Il lago che si specchiava meglio di noi

Era uno di quei giorni in cui anche il cane si sveglia prima della sveglia. Forse per via della valigia in corridoio o del profumo dei panini già imbustati, fatto sta che alle sette meno cinque era già lì, seduto, con la pettorina tra i denti e lo sguardo che diceva: “Sbrigati, umano”.

Si partì da Monguelfo, che sembra il nome di un posto delle fiabe, ma è un paese vero, con vere case, veri pini e veri panifici che aprono presto. La strada verso il Lago di Braies sembrava fatta apposta per addolcire l’attesa: curve dolci, aria fresca, e quel tipo di silenzio che non fa paura, ma compagnia.

L’arrivo fu un piccolo stupore: il lago era lì, immobile come una foto venuta troppo bene. Il cane lo guardò con diffidenza, come se l’acqua fosse colpevole di nascondere qualcosa. Poi mise una zampa avanti e decise che sì, si poteva partire.

Il giro del lago comincia con un sentiero largo e gentile, proprio come il passo dei cani curiosi. Ogni dieci metri c’era qualcosa da annusare, ogni cinquanta da marcare. E ogni tanto, un incontro: una bimba con un gelato che colava più veloce della passeggiata, un signore con un cappello da montagna che raccontava storie al suo labrador più vecchio di lui, una coppia silenziosa che si teneva per mano senza guardarsi mai.

Il cane ogni tanto si fermava e sembrava voler dire: “Ma li vedi, questi umani? Sempre in cerca di qualcosa, quando basterebbe annusare un pino per sentirsi meglio”.

A metà giro, ci fu la spiaggia. Niente a che vedere con Rimini, ma per un cane con le zampe polverose e la lingua a penzoloni, era un sogno. Tuffo. Schizzi. Sabbiatura automatica. Risate. Scrollata d’acqua addosso al proprietario (scena madre). E infine, riposo all’ombra di una roccia.

Si ripartì più lenti, più stanchi, ma più contenti. Passammo accanto alla piccola chiesa di Maria am See, così graziosa che anche il cane si fermò a guardarla. “Chissà se lì fanno benedizioni per i beagle indisciplinati”, pensai. Lui, come risposta, si grattò l’orecchio.

Prima di tornare alla macchina, ci sedemmo su una panchina di legno vissuto. Il lago era cambiato colore almeno tre volte da quando eravamo arrivati.
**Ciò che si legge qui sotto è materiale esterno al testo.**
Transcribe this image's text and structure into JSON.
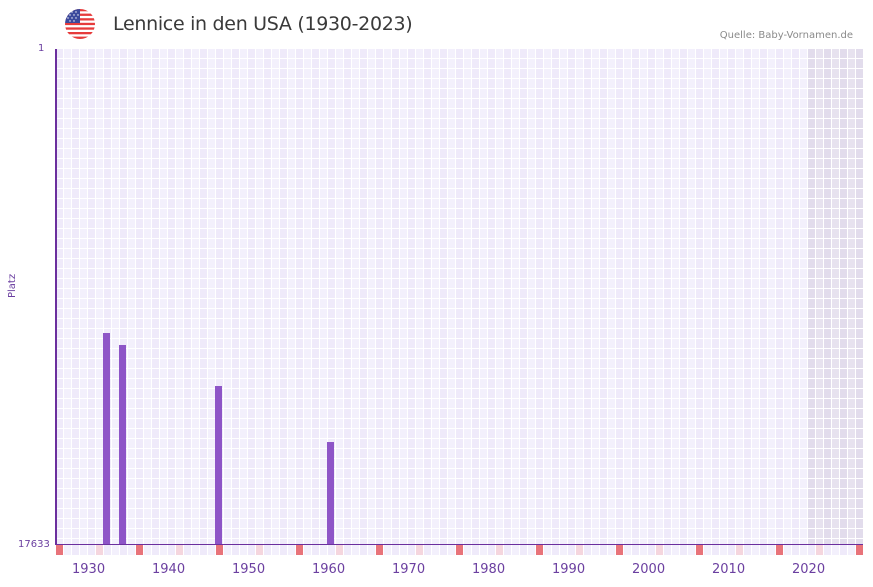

Il cielo, come ogni pomeriggio di montagna che si rispetti, si stava preparando al teatrino delle nuvole gonfie.

Il cane si acciambellò vicino alle scarpe, con quel sospiro profondo che usano solo loro quando tutto è andato esattamente come doveva. Io bevvi un caffè del distributore e mi sembrò buonissimo. A volte serve poco.

In macchina, mentre lui già dormiva col muso sulla zampa, pensai che i viaggi migliori non sono quelli pieni di cose da vedere, ma quelli che ti fanno venire voglia di tornarci. E che forse il segreto è avere accanto qualcuno che non ti chiede dove stai andando, ma si fida e basta.